NERSCPowering Scientific Discovery Since 1974

Stellar HPX

HPX is a general purpose C++ runtime system from the Stellar Group for parallel and distributed applications of any scale. The main documentation for HPX can be found here.

Background on HPX

Multi-core, Multi-threading is the new modality of computation, whether its in scientific field or non-scientific field, if we are to gain continued scalability of computations as we scale the systems, inter-node as well as intranode. With the degree of complexity and size increasing in new hardware architectures, the bottlenecks in computation namely starvation, latency, overheads, and waiting for contention resolution (SLOW) that have been present even in single core machines would be thickly visible. This significantly increases cost in terms of less resource utilization, when we scale systems to exaflop level. Meanwhile, despite the scaling systems, certain classes of applications are not able to to scale using conventional computation models.

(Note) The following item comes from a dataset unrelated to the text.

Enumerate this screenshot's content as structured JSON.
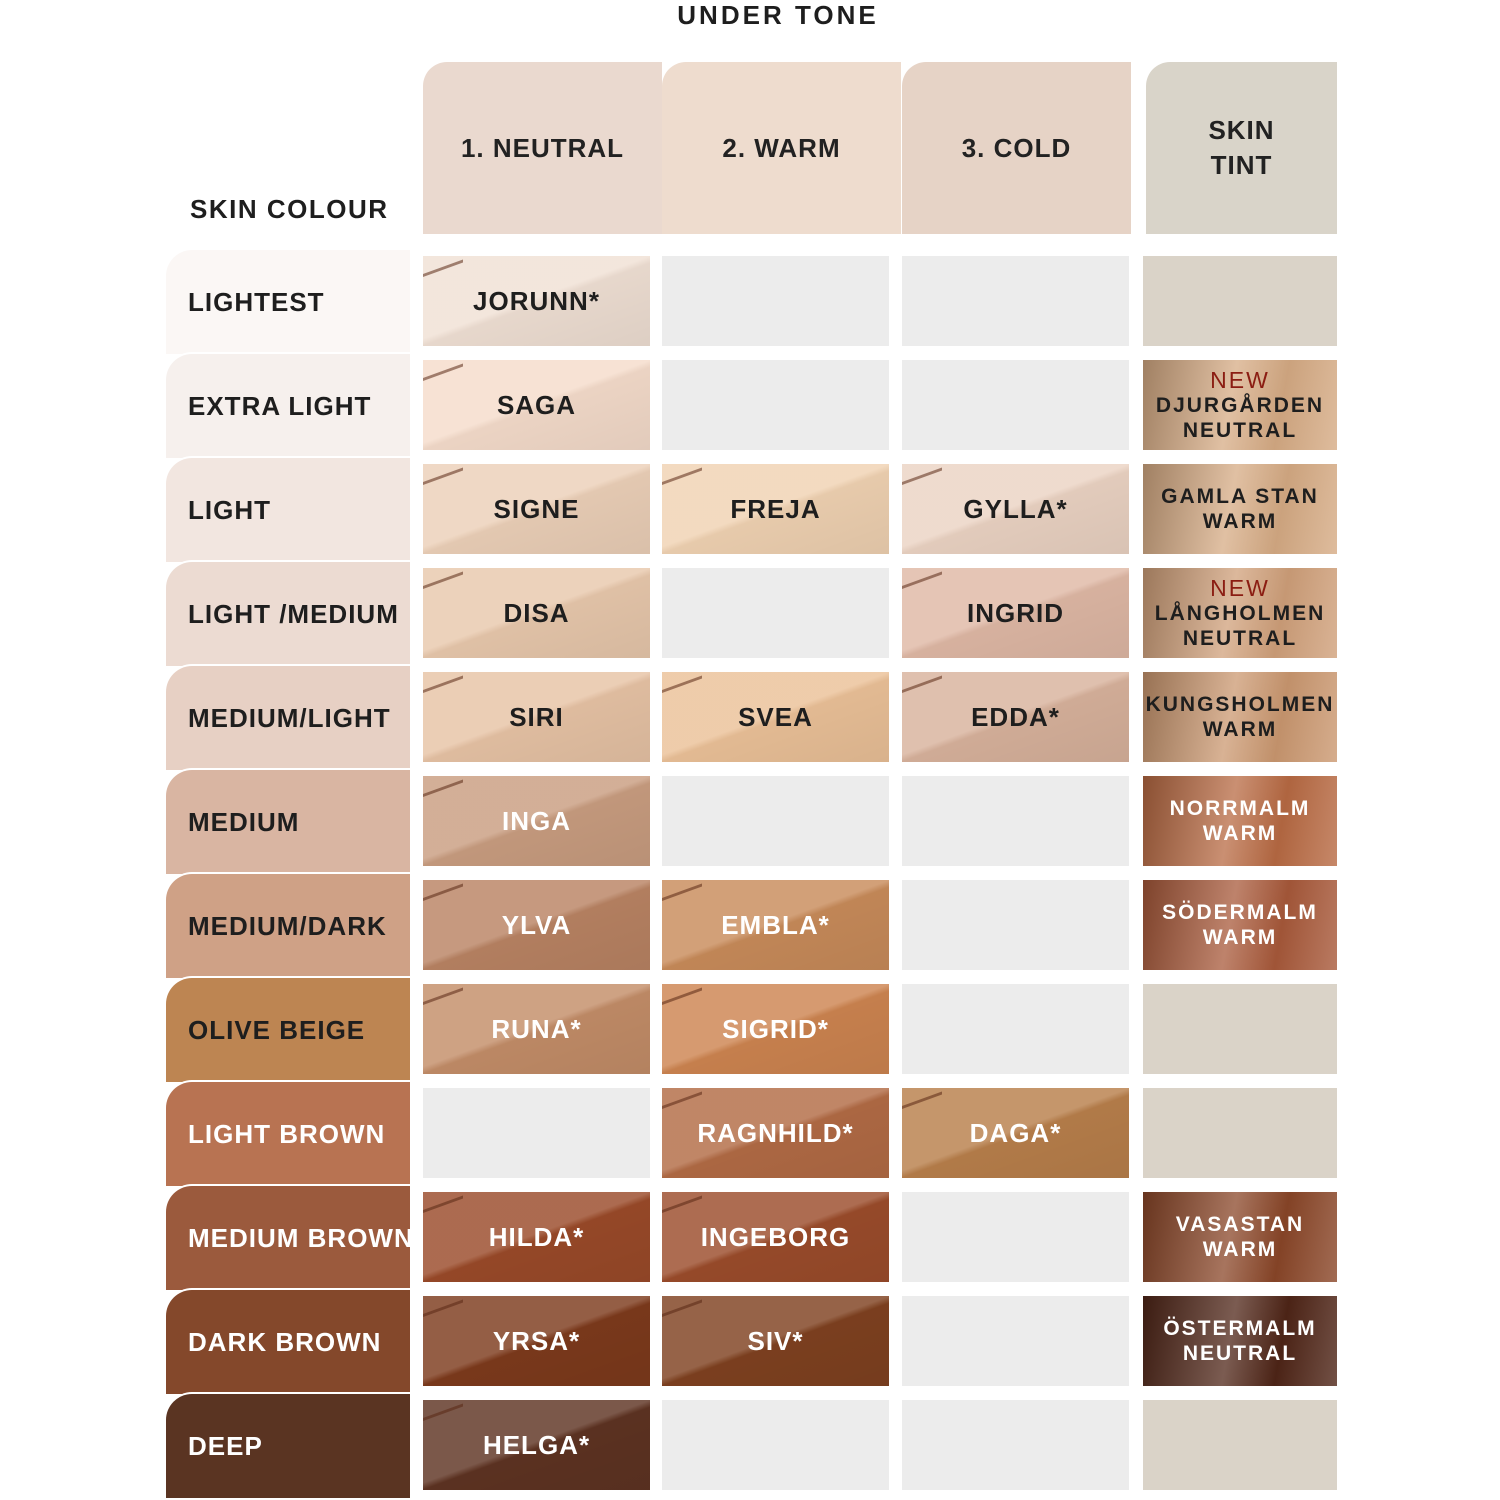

HPX is a new runtime system that is based on a new model of computation -- ParalleX, that addresses above challenges. HPX is implemented in C++ and is conformant with latest C++ standards as well as Boost Libraries. HPX can be viewed as an easy to understand amalgam of various proven software techniques and algorithms as well as some new ideas. HPX API provides an interface for seamless integration of multi-core multi-threaded heterogeneous architectures and user level software applications that is easy to learn.

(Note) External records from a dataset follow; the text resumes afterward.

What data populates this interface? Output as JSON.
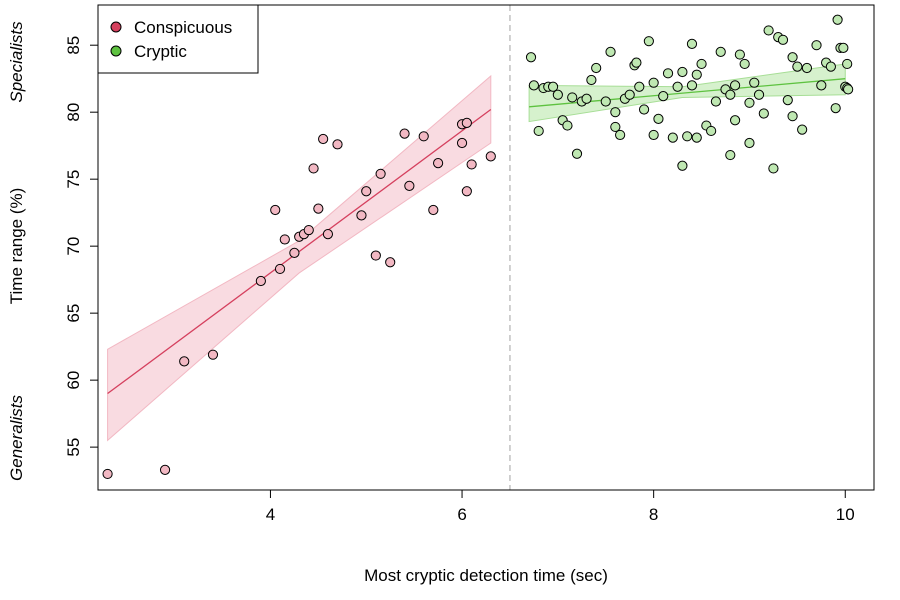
{
  "chart_data": {
    "type": "scatter",
    "title": "",
    "xlabel": "Most cryptic detection time (sec)",
    "ylabel": "Time range (%)",
    "xlim": [
      2.2,
      10.3
    ],
    "ylim": [
      51.8,
      88.0
    ],
    "xticks": [
      4,
      6,
      8,
      10
    ],
    "yticks": [
      55,
      60,
      65,
      70,
      75,
      80,
      85
    ],
    "divider_x": 6.5,
    "side_labels": {
      "top": "Specialists",
      "bottom": "Generalists"
    },
    "legend_position": "top-left",
    "series": [
      {
        "name": "Conspicuous",
        "legend_color": "#d5405e",
        "point_fill": "#f2b8c3",
        "line_color": "#d5405e",
        "band_color": "#f9dbe1",
        "band_stroke": "#f2b8c3",
        "fit": {
          "x": [
            2.3,
            6.3
          ],
          "y": [
            59.0,
            80.2
          ]
        },
        "band_upper": [
          [
            2.3,
            62.3
          ],
          [
            4.3,
            70.4
          ],
          [
            6.3,
            82.7
          ]
        ],
        "band_lower": [
          [
            2.3,
            55.5
          ],
          [
            4.3,
            68.0
          ],
          [
            6.3,
            77.7
          ]
        ],
        "points": [
          [
            2.3,
            53.0
          ],
          [
            2.9,
            53.3
          ],
          [
            3.1,
            61.4
          ],
          [
            3.4,
            61.9
          ],
          [
            3.9,
            67.4
          ],
          [
            4.05,
            72.7
          ],
          [
            4.1,
            68.3
          ],
          [
            4.15,
            70.5
          ],
          [
            4.25,
            69.5
          ],
          [
            4.3,
            70.7
          ],
          [
            4.35,
            70.9
          ],
          [
            4.4,
            71.2
          ],
          [
            4.45,
            75.8
          ],
          [
            4.5,
            72.8
          ],
          [
            4.55,
            78.0
          ],
          [
            4.6,
            70.9
          ],
          [
            4.7,
            77.6
          ],
          [
            4.95,
            72.3
          ],
          [
            5.0,
            74.1
          ],
          [
            5.1,
            69.3
          ],
          [
            5.15,
            75.4
          ],
          [
            5.25,
            68.8
          ],
          [
            5.4,
            78.4
          ],
          [
            5.45,
            74.5
          ],
          [
            5.6,
            78.2
          ],
          [
            5.7,
            72.7
          ],
          [
            5.75,
            76.2
          ],
          [
            6.0,
            77.7
          ],
          [
            6.0,
            79.1
          ],
          [
            6.05,
            79.2
          ],
          [
            6.05,
            74.1
          ],
          [
            6.1,
            76.1
          ],
          [
            6.3,
            76.7
          ]
        ]
      },
      {
        "name": "Cryptic",
        "legend_color": "#5ec240",
        "point_fill": "#bfe8b2",
        "line_color": "#5ec240",
        "band_color": "#d6f1cd",
        "band_stroke": "#a7de96",
        "fit": {
          "x": [
            6.7,
            10.0
          ],
          "y": [
            80.4,
            82.5
          ]
        },
        "band_upper": [
          [
            6.7,
            82.0
          ],
          [
            8.3,
            81.9
          ],
          [
            10.0,
            83.6
          ]
        ],
        "band_lower": [
          [
            6.7,
            79.3
          ],
          [
            8.3,
            81.1
          ],
          [
            10.0,
            81.3
          ]
        ],
        "points": [
          [
            6.72,
            84.1
          ],
          [
            6.75,
            82.0
          ],
          [
            6.8,
            78.6
          ],
          [
            6.85,
            81.8
          ],
          [
            6.9,
            81.9
          ],
          [
            6.95,
            81.9
          ],
          [
            7.0,
            81.3
          ],
          [
            7.05,
            79.4
          ],
          [
            7.1,
            79.0
          ],
          [
            7.15,
            81.1
          ],
          [
            7.2,
            76.9
          ],
          [
            7.25,
            80.8
          ],
          [
            7.3,
            81.0
          ],
          [
            7.35,
            82.4
          ],
          [
            7.4,
            83.3
          ],
          [
            7.5,
            80.8
          ],
          [
            7.55,
            84.5
          ],
          [
            7.6,
            78.9
          ],
          [
            7.6,
            80.0
          ],
          [
            7.65,
            78.3
          ],
          [
            7.7,
            81.0
          ],
          [
            7.75,
            81.3
          ],
          [
            7.8,
            83.5
          ],
          [
            7.82,
            83.7
          ],
          [
            7.85,
            81.9
          ],
          [
            7.9,
            80.2
          ],
          [
            7.95,
            85.3
          ],
          [
            8.0,
            78.3
          ],
          [
            8.0,
            82.2
          ],
          [
            8.05,
            79.5
          ],
          [
            8.1,
            81.2
          ],
          [
            8.15,
            82.9
          ],
          [
            8.2,
            78.1
          ],
          [
            8.25,
            81.9
          ],
          [
            8.3,
            83.0
          ],
          [
            8.3,
            76.0
          ],
          [
            8.35,
            78.2
          ],
          [
            8.4,
            82.0
          ],
          [
            8.4,
            85.1
          ],
          [
            8.45,
            82.8
          ],
          [
            8.45,
            78.1
          ],
          [
            8.5,
            83.6
          ],
          [
            8.55,
            79.0
          ],
          [
            8.6,
            78.6
          ],
          [
            8.65,
            80.8
          ],
          [
            8.7,
            84.5
          ],
          [
            8.75,
            81.7
          ],
          [
            8.8,
            76.8
          ],
          [
            8.8,
            81.3
          ],
          [
            8.85,
            82.0
          ],
          [
            8.85,
            79.4
          ],
          [
            8.9,
            84.3
          ],
          [
            8.95,
            83.6
          ],
          [
            9.0,
            80.7
          ],
          [
            9.0,
            77.7
          ],
          [
            9.05,
            82.2
          ],
          [
            9.1,
            81.3
          ],
          [
            9.15,
            79.9
          ],
          [
            9.2,
            86.1
          ],
          [
            9.25,
            75.8
          ],
          [
            9.3,
            85.6
          ],
          [
            9.35,
            85.4
          ],
          [
            9.4,
            80.9
          ],
          [
            9.45,
            79.7
          ],
          [
            9.45,
            84.1
          ],
          [
            9.5,
            83.4
          ],
          [
            9.55,
            78.7
          ],
          [
            9.6,
            83.3
          ],
          [
            9.7,
            85.0
          ],
          [
            9.75,
            82.0
          ],
          [
            9.8,
            83.7
          ],
          [
            9.85,
            83.4
          ],
          [
            9.9,
            80.3
          ],
          [
            9.92,
            86.9
          ],
          [
            9.95,
            84.8
          ],
          [
            9.98,
            84.8
          ],
          [
            10.0,
            81.9
          ],
          [
            10.02,
            81.8
          ],
          [
            10.02,
            83.6
          ],
          [
            10.03,
            81.7
          ]
        ]
      }
    ]
  }
}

Leveraging asynchrony between computation and communication, overlapping one over the other, is one of the requirements for new computation models that intend to support the new multi-core heterogeneous architectures. Asynchrony of tasks (local functions or remote functions in the form of Actions) is one of the principal design features of HPX. HPX not only supports latest C++ standard for local
asynchronous functions but also has implemented a remote asynchronous function: Actions. In addition to this, there are some other data constructs such as Futures and Dataflow that inherently supports this required asynchrony, during task executions.

In spite of a giant leap in the field of system architecture into the multi-core domain, there are still challenges that limit the scalability of cores beyond a few dozens of cores. Hence, for High Performance Systems, we still rely on multiple node beowulf type clusters. In such systems, the role of asynchrony plays even a greater role, as the latency in communication is significantly increased. In addition to this, for an application to scale beyond tens of thousands of cores, a new addressing system is required, that not only allows temporary suspension of a remote thread objects of an active application but also allows tasks to be migrated to different resources as per need (system failure, system busy). This active addressing scheme is implemented in HPX as Active Global Address Space (AGAS). This addressing scheme also enables HPX to support Resource Managers to actively manage resources in a fine alignment with the applications need.

 

Using HPX on NERSC Machines

Accessing NERSC Machines

Access Edison using
ssh -Y username@edison.nersc.gov
Access Cori using
ssh -Y username@cori.nersc.gov

 

Using the HPX Installation

There is a module file for HPX that can be used to set of the environment for an existing HPX installation. There are two prerequisite modules for the HPX module:

module add gcc
module add boost

The HPX module can be used by adding the module directory for HPX to the module path.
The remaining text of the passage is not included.